I have a Fermi problem for you. By the very nature of a Fermi problem, a precise answer is impossible, we’re merely looking for a justified order-of-magnitude estimate. Here goes:
During last week’s Earth Hour event, what amount of CO2 was not released that otherwise would have been? What is that number in terms of percentage reduction compared to the total worldwide CO2 release during an equivalent time period not during Earth Hour?
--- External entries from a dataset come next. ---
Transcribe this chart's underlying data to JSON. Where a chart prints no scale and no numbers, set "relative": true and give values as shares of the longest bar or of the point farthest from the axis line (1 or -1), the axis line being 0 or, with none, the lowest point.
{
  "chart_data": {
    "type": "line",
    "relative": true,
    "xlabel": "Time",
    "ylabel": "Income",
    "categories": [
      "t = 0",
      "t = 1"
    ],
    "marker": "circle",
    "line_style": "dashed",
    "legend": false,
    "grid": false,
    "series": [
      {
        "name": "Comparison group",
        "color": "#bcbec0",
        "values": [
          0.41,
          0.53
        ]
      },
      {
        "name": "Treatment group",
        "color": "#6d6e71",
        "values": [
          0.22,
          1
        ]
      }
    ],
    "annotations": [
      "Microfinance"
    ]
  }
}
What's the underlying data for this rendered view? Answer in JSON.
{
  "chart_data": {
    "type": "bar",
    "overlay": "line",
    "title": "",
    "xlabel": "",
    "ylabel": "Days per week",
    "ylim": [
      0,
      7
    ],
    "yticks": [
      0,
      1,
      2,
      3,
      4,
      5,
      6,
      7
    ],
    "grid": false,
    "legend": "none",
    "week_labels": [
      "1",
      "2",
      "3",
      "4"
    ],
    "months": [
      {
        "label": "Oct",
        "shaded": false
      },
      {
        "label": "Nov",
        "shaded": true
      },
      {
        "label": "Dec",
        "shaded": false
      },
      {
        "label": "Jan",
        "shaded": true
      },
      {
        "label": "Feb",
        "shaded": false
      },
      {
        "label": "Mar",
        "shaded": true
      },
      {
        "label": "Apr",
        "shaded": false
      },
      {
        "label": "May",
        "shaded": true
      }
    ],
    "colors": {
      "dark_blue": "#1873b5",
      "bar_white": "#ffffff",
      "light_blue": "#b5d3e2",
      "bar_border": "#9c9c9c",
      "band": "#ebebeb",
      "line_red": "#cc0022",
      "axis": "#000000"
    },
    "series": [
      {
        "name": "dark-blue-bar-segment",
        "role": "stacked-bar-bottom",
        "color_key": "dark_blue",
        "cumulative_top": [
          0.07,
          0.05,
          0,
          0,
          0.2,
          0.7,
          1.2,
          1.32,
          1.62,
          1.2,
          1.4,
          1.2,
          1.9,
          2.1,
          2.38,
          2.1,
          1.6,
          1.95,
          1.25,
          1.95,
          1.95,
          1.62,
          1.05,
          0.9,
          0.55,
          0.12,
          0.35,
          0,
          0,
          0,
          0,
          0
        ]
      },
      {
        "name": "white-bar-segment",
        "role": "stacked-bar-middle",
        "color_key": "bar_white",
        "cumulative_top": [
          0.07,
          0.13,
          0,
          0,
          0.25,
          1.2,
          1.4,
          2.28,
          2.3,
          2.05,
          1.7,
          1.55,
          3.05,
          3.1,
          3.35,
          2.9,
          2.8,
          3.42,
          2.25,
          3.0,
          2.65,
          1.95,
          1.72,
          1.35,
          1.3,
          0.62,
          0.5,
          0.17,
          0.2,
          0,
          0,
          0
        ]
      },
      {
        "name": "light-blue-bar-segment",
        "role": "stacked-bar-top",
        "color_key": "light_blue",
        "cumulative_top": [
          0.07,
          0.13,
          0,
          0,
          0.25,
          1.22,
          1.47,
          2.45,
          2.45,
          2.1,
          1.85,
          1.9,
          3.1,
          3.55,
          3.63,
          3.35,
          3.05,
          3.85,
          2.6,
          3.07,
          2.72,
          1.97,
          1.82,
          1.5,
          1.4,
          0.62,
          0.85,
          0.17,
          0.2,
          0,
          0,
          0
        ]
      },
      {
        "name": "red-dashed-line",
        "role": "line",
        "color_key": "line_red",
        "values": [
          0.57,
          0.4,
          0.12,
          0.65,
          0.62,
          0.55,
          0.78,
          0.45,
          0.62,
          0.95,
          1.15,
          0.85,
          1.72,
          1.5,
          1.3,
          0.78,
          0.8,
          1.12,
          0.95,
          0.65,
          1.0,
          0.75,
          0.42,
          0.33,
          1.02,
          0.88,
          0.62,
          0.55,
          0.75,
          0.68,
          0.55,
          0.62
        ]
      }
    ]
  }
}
Now I’m not knocking the idea. I like to see people avoid trashing the biosphere too badly. Doubly so when it’s possible to shave some money off of the electric bill. I have almost precisely the same set of environmental opinions as Mike Rowe. The Earth is incredibly, unbelievably amazing. So are the staggering wonders of human technological achievement and mastery over many of the forces of nature. They can conflict, but there’s no reason they have to. Those guys Mike meets who turn landfill methane into energy (or any of a hundred other things) do more than any celebrity benefit concert can even think about doing to actually keep the environment on an even keel.
But I’m lapsing into preacher mode here and that’s boring. The Fermi problem was not rhetorical, I’d actually be very interested in a figure. Wikipedia has some local data as a starting point for estimates.
Extra credit: how many coal power plants would have to be replaced by nuclear plants to achieve earth-hour level reductions in emissions rates permanently?